Although Frank Launder and Sidney Gilliat already had a strong track record in light comedy, the hugely successful The Happiest Days of Your Life (d. Launder, 1950) saw them move decisively in the direction of broad farce.
Based on a play by John Dighton (co-writer of Ealing comedies Kind Hearts and Coronets, d. Robert Hamer, 1949, and The Man in the White Suit, d. Alexander Mackendrick, 1951), it exploits the chaos caused by the Blitz during World War II, where entire schools were shipped to different locations, often at a moment's notice.
Here, a mix-up at the Ministry of Education causes St Swithin's School for Girls to be sent to the boys-only Nutbourne College, with predictably disastrous results - especially when a simultaneous inspection from two different groups leads to an elaborate cover-up, with classrooms and sports fields switching from male to female at the blow of a whistle.

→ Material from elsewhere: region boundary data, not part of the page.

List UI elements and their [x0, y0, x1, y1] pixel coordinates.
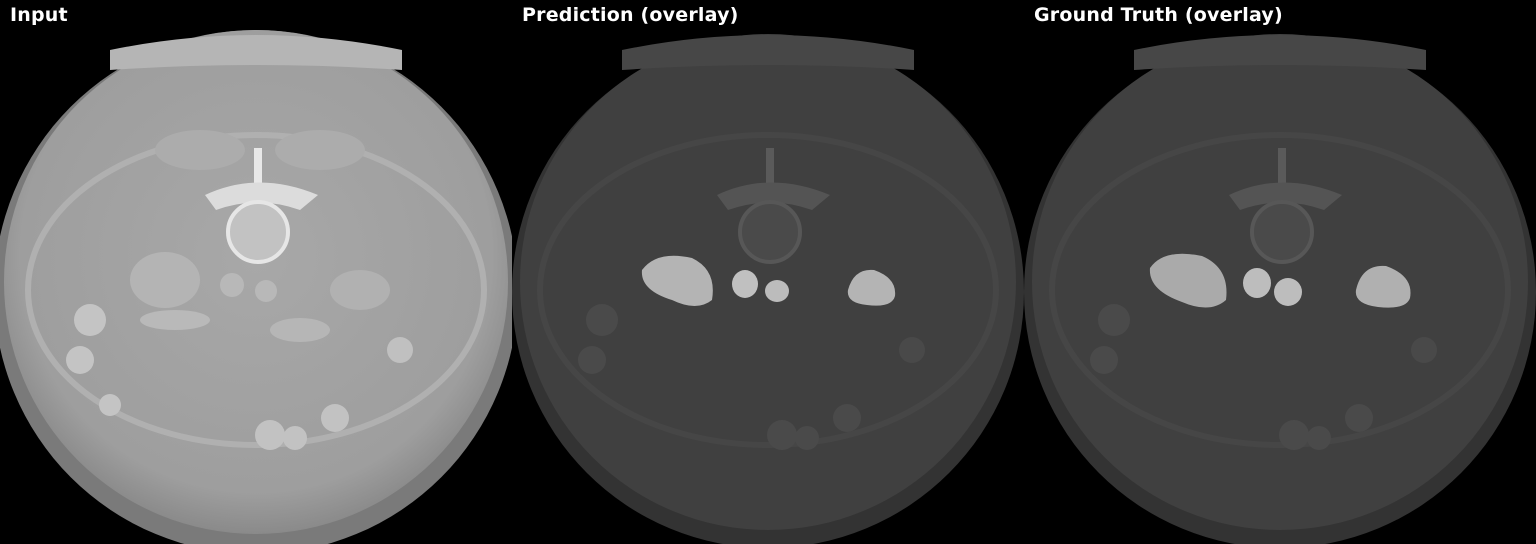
prediction-mask-right-kidney — [847, 269, 896, 306]
ground-truth-mask-right-kidney — [1355, 265, 1411, 308]
input-panel: Input — [0, 0, 512, 544]
prediction-panel-title: Prediction (overlay) — [522, 4, 739, 26]
prediction-ct-image — [512, 34, 1024, 544]
ground-truth-panel: Ground Truth (overlay) — [1024, 0, 1536, 544]
ground-truth-mask-aorta — [1243, 268, 1271, 298]
prediction-panel: Prediction (overlay) — [512, 0, 1024, 544]
prediction-mask-left-kidney — [641, 255, 713, 306]
input-ct-image — [0, 30, 512, 544]
ground-truth-ct-image — [1024, 34, 1536, 544]
input-panel-title: Input — [10, 4, 68, 26]
prediction-mask-vena-cava — [765, 280, 789, 302]
prediction-mask-aorta — [732, 270, 758, 298]
ground-truth-mask-vena-cava — [1274, 278, 1302, 306]
ground-truth-mask-left-kidney — [1149, 253, 1227, 308]
ground-truth-panel-title: Ground Truth (overlay) — [1034, 4, 1283, 26]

Alastair Sim was always at his best playing put-upon authority figures, and his headmaster Wetherby Pond is one of his greatest creations. Though essentially a kindly man, the one thing that truly matters to him is order and discipline achieved by mutual respect and, ideally, a complete absence of the opposite sex above the level of domestic staff.
By contrast, his opposite number Miss Muriel Whitchurch (Margaret Rutherford) has no respect for anyone, least of all mere men. A feminist before her time, she has no truck with convention or protocol and is quite comfortable taking over Pond's office, living quarters and indeed his entire school. If it seems like perfect casting, that's because the part was specifically written for her - she first played it on stage at London's Apollo Theatre in 1948.
But both Sim and Rutherford are decisively upstaged by Joyce Grenfell - no mean feat considering both the competition and a character so incidental to the main plot that she isn't even mentioned in the attached synopsis. As the gawky, love-lorn Miss Gossage ("call me Sausage"), little more than an overgrown schoolgirl herself, she effortlessly steals every scene she's in, whether over-enthusiastically banging gongs, idly writing her name in the dust or staging impromptu lacrosse matches at a second's notice.
Sim, Grenfell and several supporting actors would return in similar roles in Launder and Gilliat's unofficial sequel The Belles of St Trinian's (d. Launder, 1954), an even more anarchic - and considerably sillier - school farce.